The study, published this week in the journal Environmental Research, is one of the first to zero in on the potential health effects of nitrates. Nitrate is a compound that is formed naturally when nitrogen combines with oxygen or ozone.
If consumed in high enough concentrations, nitrates can be harmful to human health. According to environmental experts, nitrates are increasingly finding their way into the U.S. drinking water supply via runoff from fertilized agricultural land, water treatment plants, leakage from sewers and septic tanks, erosion and more.
For the report, EWG scientists estimated the number of cancer cases in each state that could be attributed to nitrate contamination of public water systems between 2010 and 2017. They found that during this study period, approximately 81 million people had a mean drinking water nitrate level of 1milligram/liter and above, while 6 million people had a mean level of 5mg/L.
Currently, the Environmental Protection Agency (EPA) federal drinking water standard for nitrate, which was first set in 1962, is 10mg/L. However, the EWG study notes that several well-regarded epidemiological studies have linked nitrate in drinking water with cancer and other serious health issues at levels less than one tenth of the current legal limit.
In the study, 80% of EWG’s estimated cases were occurrences of colorectal cancer; ovarian, thyroid, kidney and bladder cancer accounted for the remaining 20%. Nitrate in tap water has also been linked with serious neonatal issues. What’s more, the report estimated that the cost of treating tens of thousands of nitrate-related cancer cases could be costing the U.S. up to $1.5 billion a year.

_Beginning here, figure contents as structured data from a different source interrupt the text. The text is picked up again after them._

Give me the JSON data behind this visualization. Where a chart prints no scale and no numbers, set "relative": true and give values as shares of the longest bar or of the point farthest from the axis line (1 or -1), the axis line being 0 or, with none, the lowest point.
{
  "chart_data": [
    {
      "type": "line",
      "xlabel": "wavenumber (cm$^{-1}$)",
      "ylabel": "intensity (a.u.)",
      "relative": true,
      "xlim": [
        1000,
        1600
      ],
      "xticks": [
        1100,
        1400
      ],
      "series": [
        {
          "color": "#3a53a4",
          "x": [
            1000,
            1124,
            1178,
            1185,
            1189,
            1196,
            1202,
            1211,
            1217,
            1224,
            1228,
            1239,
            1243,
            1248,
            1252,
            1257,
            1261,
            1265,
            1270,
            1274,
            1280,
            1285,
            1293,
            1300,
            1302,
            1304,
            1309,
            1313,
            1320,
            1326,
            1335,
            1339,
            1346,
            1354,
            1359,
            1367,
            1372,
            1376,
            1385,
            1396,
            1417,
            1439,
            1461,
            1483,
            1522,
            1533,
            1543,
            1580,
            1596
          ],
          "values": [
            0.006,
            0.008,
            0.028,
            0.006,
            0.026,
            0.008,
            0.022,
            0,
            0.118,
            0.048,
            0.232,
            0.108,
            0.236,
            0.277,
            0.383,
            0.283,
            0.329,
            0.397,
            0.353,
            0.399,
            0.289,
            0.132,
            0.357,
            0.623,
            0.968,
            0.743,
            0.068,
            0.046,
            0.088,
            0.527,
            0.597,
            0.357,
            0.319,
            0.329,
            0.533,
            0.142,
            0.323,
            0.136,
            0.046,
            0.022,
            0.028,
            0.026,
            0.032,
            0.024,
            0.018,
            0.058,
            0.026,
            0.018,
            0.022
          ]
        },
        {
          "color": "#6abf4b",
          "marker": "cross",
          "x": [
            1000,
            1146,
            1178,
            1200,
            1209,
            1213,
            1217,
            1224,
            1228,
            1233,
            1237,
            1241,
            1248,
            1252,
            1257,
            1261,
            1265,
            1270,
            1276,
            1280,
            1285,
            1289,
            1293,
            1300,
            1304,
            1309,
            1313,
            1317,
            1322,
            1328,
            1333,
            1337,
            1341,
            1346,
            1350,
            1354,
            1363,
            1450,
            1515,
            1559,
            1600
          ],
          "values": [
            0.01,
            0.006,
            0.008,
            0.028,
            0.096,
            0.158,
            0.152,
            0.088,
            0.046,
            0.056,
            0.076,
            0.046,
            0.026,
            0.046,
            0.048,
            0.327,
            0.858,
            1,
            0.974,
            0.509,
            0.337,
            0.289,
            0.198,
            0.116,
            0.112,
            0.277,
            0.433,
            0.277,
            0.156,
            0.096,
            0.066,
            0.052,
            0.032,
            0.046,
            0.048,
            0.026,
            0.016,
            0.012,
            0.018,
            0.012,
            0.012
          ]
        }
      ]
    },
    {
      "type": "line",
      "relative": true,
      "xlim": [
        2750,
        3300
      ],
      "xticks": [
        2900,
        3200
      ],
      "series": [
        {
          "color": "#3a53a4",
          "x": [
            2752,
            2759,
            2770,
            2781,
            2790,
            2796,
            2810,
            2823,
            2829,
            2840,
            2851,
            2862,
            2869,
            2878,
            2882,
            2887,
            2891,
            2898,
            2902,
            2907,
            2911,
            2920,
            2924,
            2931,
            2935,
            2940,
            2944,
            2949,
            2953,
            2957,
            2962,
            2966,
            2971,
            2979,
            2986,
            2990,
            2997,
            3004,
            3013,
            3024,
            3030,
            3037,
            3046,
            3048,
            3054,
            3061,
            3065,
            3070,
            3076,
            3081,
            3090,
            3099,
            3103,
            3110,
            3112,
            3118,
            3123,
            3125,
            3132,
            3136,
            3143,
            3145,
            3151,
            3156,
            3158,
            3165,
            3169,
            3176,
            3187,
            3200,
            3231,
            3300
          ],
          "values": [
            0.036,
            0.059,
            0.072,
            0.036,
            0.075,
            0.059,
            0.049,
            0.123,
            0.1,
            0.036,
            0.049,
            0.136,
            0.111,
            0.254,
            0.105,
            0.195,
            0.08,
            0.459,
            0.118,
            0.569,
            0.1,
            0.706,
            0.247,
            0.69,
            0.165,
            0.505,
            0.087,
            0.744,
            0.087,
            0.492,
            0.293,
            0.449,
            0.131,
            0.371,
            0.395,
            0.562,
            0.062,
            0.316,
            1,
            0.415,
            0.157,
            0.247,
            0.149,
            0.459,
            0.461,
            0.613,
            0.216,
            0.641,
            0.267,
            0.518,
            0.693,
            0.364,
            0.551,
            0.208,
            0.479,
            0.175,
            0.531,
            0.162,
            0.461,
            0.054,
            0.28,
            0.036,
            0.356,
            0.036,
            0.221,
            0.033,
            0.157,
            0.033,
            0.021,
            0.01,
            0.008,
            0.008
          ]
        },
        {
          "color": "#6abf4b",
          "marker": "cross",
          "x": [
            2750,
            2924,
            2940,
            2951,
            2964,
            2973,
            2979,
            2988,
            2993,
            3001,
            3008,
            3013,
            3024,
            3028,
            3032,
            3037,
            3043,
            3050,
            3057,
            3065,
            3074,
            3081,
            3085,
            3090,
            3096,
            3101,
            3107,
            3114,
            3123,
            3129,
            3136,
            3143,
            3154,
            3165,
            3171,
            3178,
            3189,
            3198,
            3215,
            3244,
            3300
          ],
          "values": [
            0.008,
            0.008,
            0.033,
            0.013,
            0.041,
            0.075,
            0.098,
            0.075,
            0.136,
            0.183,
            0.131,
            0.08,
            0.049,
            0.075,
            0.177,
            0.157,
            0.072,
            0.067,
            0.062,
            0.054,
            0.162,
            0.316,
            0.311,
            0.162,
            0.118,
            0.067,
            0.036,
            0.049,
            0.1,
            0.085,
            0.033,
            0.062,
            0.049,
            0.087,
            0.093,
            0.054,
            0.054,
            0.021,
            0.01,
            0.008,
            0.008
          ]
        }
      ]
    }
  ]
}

“Nitrate contamination of drinking water is a serious problem, and especially severe in the nation’s farm country,” said Olga Naidenko, PhD, EWG senior science adviser and one of the study’s lead authors. “Now, for the first time, we can see the staggering consequences of this pollution.”
Currently, EWG scientists estimate the level at which there would be no adverse health effects from nitrates in drinking water would be 0.14 mg/L, about 70 times lower than the EPA’s current legal limit. The EPA said in a statement to CBS News that it would not be adjusting its standards but “will continue to monitor research on nitrates and other drinking water contaminants and will determine the next steps as appropriate in future reviews of drinking water standards."